2. Holders of CONFIDENTIEL UE/EU CONFIDENTIAL and SECRET UE/EU SECRET information are duly authorised individuals who have been given access to the classified information in order to be able to perform their duties. They are responsible for the correct handling, storage and protection of such information in accordance with Decision No 41/2021. Unlike originators of classified information, holders are not authorised to decide on the downgrading, declassification or onward release of CONFIDENTIEL UE/EU CONFIDENTIAL or SECRET UE/EU SECRET information.
3. If the originator of a piece of CONFIDENTIEL UE/EU CONFIDENTIAL or SECRET UE/EU SECRET information cannot be identified, the Court of Auditors department holding the classified information shall exercise originator control. If the holder considers it necessary to release CONFIDENTIEL UE/EU CONFIDENTIAL or SECRET UE/EU SECRET information to a third country or international organisation, the Court of Auditors shall seek advice from one of the parties to a Security of Information Agreement with that same third country or international organisation (5).
Article 15
CIS suitable for handling CONFIDENTIEL UE/EU CONFIDENTIALand SECRET UE/EU SECRET information
CONFIDENTIEL UE/EU CONFIDENTIAL and SECRET UE/EU SECRET information shall be handled and transmitted electronically if possible. In line with Article 6 of Decision No 41/2021, only CIS and equipment that have been accredited by another EU institution, agency or body, or by the Court of Auditors, may be used for this purpose.
Article 16
Specific measures for CONFIDENTIEL UE/EU CONFIDENTIALand SECRET UE/EU SECRET information on removable storage media
1. The use of removable storage media, such as USB sticks, CDs, DVDs or memory cards (including SSDs (6)), shall be strictly controlled and accounted for. Only removable storage media provided by the Court of Auditors or by another EU institution, body or agency and approved by the ISO, and encrypted by a product approved by the ISO, may be used. Personal removable storage media and those distributed freely at conferences, seminars, etc. must not be used to transfer classified information. In line with ISO guidance, Tempest-proof removable storage media should be used where possible.
2. Where a classified document is handled or stored electronically on a removable storage media, the classification marking shall be clearly displayed as part of the information itself, as well as in the filename and on the removable storage medium.
3. Staff shall bear in mind that, when large amounts of classified information are stored on removable storage media, the devices may warrant a higher classification level.

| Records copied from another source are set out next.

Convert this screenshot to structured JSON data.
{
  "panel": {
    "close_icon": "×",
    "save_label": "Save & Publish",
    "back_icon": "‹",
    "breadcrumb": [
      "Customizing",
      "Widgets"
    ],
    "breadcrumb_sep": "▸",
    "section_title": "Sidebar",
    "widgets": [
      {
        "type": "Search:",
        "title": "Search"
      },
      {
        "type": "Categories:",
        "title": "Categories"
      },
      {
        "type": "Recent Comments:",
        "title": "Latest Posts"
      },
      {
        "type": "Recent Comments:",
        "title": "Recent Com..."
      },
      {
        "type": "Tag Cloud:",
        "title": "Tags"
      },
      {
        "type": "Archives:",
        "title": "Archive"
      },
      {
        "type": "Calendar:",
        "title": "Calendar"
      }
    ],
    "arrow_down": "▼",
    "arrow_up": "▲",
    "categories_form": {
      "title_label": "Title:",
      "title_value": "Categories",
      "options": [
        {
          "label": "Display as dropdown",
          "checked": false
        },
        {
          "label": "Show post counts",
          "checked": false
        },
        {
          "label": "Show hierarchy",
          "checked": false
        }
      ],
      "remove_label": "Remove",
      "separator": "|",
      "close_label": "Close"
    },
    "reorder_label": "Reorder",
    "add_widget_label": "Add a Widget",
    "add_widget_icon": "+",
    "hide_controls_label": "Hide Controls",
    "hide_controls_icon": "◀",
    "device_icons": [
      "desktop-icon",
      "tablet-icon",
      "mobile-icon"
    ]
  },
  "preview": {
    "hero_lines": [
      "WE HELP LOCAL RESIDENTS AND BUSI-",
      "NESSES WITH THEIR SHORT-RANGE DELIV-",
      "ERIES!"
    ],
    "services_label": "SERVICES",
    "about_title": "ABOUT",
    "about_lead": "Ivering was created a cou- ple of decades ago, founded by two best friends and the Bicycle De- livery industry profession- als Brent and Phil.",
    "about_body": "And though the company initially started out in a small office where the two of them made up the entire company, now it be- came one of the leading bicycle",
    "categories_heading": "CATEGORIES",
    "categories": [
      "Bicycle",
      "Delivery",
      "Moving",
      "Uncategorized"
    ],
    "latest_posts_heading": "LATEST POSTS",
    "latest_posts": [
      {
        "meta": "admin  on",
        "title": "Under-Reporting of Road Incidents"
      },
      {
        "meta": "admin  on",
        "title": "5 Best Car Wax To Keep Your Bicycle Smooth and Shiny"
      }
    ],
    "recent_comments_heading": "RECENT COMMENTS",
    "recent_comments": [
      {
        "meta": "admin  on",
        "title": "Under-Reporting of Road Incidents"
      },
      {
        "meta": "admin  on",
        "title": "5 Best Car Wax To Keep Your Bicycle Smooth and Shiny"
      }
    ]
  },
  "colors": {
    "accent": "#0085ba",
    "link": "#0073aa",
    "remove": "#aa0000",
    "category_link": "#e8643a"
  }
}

4. Only properly accredited CIS may be used to transfer CONFIDENTIEL UE/EU CONFIDENTIAL or SECRET UE/EU SECRET information to or from removable storage media.
5. Before downloading such information to a removable storage media, particular care shall be taken to ensure that the media does not contain viruses or malware.
6. Where applicable, removable storage media shall be handled in accordance with security operating procedures relating to the encryption system used.
7. Documents on removable storage media that are either no longer required, or that have been transferred to an appropriate CIS, shall be securely removed or deleted using approved products or methods. Unless stored in an appropriate safe, removable storage media shall be destroyed when no longer needed. Any destruction or deletion shall be done in accordance with the Court of Auditors’ security rules. An inventory shall be kept of removable storage media, and their destruction shall be registered.
Article 17
Handling and storage of CONFIDENTIEL UE/EU CONFIDENTIALand SECRET UE/EU SECRET information
1. In accordance with Article 5(5) and (6) of Decision No 41/2021, CONFIDENTIEL UE/EU CONFIDENTIAL and SECRET UE/EU SECRET information shall be handled in a Secured Area (7). Such information may also be accessed by Court of Auditors staff in Secured Areas of another EU institution.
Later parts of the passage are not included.